Situated in a separate wing of the Udvar-Hazy Center with other relics of space travel (including an especially an impressive collection of satellites), the Shuttle is one of the Center’s prized exhibits. The shuttle Discovery is parked so that you can walk around it and study its design and construction. You can see its many details, like the individualized silicone tiles that protect it from heat as it re-enters the earth’s atmosphere, powerful engines, Canadian space arm, or the cargo bay doors.
The longest-serving orbiter, Discovery flew 39 times from 1984 through 2011 — more missions than any of its sister ships.
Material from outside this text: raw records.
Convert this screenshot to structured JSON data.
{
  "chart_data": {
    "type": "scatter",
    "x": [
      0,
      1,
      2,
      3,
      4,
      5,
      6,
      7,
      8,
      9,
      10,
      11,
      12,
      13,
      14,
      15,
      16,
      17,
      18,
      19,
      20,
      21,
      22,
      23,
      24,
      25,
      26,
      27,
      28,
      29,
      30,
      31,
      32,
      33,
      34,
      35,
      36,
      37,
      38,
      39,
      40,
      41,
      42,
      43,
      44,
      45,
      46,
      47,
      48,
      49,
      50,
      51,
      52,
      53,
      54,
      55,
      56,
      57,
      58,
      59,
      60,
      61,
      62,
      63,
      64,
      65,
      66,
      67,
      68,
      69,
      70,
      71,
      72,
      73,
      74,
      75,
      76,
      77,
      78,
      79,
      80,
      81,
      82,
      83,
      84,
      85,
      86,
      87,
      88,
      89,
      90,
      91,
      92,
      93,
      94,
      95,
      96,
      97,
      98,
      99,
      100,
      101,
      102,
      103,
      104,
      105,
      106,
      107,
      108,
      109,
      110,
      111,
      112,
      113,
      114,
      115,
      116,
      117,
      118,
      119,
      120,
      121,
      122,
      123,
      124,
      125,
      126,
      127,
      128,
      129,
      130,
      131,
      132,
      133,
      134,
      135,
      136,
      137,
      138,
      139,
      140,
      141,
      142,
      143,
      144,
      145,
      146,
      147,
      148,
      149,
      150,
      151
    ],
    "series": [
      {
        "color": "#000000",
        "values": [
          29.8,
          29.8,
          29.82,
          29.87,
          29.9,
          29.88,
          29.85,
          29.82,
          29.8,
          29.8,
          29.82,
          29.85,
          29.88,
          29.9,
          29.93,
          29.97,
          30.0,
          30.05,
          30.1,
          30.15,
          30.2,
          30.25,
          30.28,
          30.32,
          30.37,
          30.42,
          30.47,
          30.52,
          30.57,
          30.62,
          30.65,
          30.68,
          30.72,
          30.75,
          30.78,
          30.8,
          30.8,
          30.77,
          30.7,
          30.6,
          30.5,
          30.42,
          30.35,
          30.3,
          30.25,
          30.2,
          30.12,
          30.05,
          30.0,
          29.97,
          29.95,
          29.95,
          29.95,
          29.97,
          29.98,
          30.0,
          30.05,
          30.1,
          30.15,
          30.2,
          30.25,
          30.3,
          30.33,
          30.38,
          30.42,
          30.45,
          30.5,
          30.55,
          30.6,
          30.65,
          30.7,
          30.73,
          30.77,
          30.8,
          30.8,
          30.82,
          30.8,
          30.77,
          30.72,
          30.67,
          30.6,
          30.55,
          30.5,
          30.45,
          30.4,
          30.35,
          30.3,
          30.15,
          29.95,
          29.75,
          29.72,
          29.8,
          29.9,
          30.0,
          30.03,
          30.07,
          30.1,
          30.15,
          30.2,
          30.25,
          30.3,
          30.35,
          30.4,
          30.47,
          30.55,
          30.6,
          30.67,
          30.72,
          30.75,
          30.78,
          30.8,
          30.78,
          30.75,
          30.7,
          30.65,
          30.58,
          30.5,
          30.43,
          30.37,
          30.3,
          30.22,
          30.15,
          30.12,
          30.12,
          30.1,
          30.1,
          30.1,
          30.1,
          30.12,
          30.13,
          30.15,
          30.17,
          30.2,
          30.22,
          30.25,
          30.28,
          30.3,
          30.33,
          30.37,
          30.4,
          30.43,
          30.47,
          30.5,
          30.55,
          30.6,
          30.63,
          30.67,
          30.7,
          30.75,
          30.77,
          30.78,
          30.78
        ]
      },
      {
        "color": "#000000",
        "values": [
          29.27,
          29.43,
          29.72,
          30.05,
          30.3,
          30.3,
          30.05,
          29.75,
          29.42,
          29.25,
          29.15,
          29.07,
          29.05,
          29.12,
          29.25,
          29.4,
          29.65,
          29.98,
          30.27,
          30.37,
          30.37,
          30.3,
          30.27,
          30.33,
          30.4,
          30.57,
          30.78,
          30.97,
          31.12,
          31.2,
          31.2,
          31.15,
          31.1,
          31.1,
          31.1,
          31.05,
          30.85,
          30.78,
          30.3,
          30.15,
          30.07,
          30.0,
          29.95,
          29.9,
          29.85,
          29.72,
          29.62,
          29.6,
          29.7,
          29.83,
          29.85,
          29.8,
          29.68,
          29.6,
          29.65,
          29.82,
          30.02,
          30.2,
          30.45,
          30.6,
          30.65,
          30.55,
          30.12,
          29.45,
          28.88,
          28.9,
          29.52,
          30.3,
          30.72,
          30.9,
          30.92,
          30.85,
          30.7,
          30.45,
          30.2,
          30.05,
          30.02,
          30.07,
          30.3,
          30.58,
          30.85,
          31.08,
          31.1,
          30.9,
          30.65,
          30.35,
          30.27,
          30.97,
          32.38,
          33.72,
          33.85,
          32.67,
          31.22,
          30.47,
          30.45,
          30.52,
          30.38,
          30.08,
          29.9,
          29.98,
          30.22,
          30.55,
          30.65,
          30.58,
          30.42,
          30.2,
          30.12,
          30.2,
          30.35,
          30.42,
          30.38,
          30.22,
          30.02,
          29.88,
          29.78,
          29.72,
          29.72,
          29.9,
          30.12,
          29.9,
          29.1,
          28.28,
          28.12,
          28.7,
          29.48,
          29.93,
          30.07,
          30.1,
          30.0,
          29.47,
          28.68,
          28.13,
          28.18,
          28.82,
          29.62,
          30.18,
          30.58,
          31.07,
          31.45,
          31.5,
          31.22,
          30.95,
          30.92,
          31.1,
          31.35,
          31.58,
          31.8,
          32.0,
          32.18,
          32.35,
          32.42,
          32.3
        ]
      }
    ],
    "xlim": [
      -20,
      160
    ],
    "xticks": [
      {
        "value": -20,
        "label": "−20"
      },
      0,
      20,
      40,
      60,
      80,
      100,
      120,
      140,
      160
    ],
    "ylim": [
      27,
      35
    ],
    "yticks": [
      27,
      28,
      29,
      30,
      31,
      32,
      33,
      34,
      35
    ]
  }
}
In total, Discovery spent 365 days in space and among its highlights are:
– Deploying and later servicing the Hubble Space Telescope
– Delivering and retrieving a variety of satellites
– First non-astronaut to fly on a space shuttle, Charles Walker (1984)
– Flown by first African American commander (Frederick Gregory) and female commander (Eileen Collins)
– Made first docking with International Space Station (1999)
There’s a lot else to see at this fine museum, like the Anola Gay, a concord, and many historic aircraft. We’ll take a look at some of these in the near future.